Microrrelato: A las dos y media para comer

Mario entró en casa corriendo por el patio de atrás, muy ilusionado. Iba acompañado por Isabella, la nueva vecina que había llegado al barrio aquel verano. Ambos tenían diez años y habían hecho muy buenas migas. Se dirigió hacia el despacho de su madre, Ana, que en ese momento aún estaba trabajando, sentada al ordenador, revisando errores de programación y apuntando notas sin parar.

—Mamá, mamá, ¿puedo ir a casa de Isabella? —le preguntó—. Vamos a jugar a la máquina del tiempo para viajar al día en el que nací.

Isabella tenía los mismos gustos que su hijo. En su garaje había infinidad de juguetes llenos de interruptores y luces que construían sus padres, y los dos niños siempre se inventaban multitud de aventuras con todos aquellos cachivaches. Después, él le contaba todas las historias que habían vivido y lo mucho que se había divertido.

Ana siempre se asombraba por la imaginación de su hijo, que se había disparado desde la llegada de Isabella. Le gustaba aquella chica y lo compenetrados que estaban ambos. En poco tiempo se habían convertido en los mejores amigos del mundo y ya no jugaba con los hijos del fontanero, que se dedicaban a tirarles piedras a pájaros y gatos. Así que no dudó en dejarle ir.

—Venga, márchate, pero prométeme que serás puntual y estarás aquí a las dos y media para comer.

—¡Prometido, mamá! —respondió él, y salió corriendo de la mano de Isabella.

Ana siguió con su trabajo hasta dar las dos, momento en el que se levantó para preparar la comida. La cocina, con acceso desde el patio trasero, era lo suficientemente grande como para tener una mesa en la que comer cuatro personas. Se arrepentía de no haberle dicho a Isabella si quería comer con ellos, había preparado pasta para media docena de niños hambrientos y seguro que a su hijo le hubiese encantado. Ya lo haría la próxima vez.

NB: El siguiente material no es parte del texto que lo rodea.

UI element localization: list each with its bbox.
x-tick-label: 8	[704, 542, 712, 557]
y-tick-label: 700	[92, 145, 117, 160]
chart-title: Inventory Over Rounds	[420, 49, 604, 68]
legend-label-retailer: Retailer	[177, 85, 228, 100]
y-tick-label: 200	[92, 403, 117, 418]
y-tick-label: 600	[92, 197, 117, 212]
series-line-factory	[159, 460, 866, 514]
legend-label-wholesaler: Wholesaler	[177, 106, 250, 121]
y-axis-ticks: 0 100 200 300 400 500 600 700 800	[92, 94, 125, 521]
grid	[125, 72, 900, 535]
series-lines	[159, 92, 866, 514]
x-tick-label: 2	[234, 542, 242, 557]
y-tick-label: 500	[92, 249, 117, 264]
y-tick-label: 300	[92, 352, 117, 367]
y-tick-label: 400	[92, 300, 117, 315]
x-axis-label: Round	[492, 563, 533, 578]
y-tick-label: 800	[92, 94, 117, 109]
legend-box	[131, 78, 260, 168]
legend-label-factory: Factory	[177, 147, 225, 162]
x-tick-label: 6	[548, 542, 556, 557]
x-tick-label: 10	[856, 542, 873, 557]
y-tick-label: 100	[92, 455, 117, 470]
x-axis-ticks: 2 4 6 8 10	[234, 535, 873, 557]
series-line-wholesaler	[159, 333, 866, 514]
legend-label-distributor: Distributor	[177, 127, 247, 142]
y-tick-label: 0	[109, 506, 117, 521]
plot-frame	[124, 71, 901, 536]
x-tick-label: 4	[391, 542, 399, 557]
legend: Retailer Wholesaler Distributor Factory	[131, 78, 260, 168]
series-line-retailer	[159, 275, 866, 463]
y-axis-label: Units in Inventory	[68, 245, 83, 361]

Justo cuando dieron las dos, la puerta corredera de la cocina se abrió. Ana se giró para decirle a su hijo que se lavase las manos, pero en la entrada no estaba él, sino un joven, veinteañero quizá, que la miraba fijamente. Ana se asustó al ver a un desconocido entrar de esa manera, por la puerta de atrás, sin pedir permiso, sin haber llamado siquiera al timbre. El trapo, que lo llevaba en las manos, se le cayó, y buscó el móvil con la mirada, para ver si le daría tiempo a cogerlo y llamar a la policía si era necesario.

Pero cuando vio que una lágrima se deslizaba por la mejilla del chico, se dio cuenta de que le transmitía cierta confianza. Y, fijándose más detenidamente, sus rasgos comenzaron a resultarles familiares. Le recordaban a su marido en aquella foto en tiempos de universidad, de cuando era joven.

El chico se acercó un paso, despacio, intentando no asustarla, sonriendo, casi llorando, y dijo:

—Como te prometí hace diez años, mamá, he sido puntual. Ya estoy aquí para comer.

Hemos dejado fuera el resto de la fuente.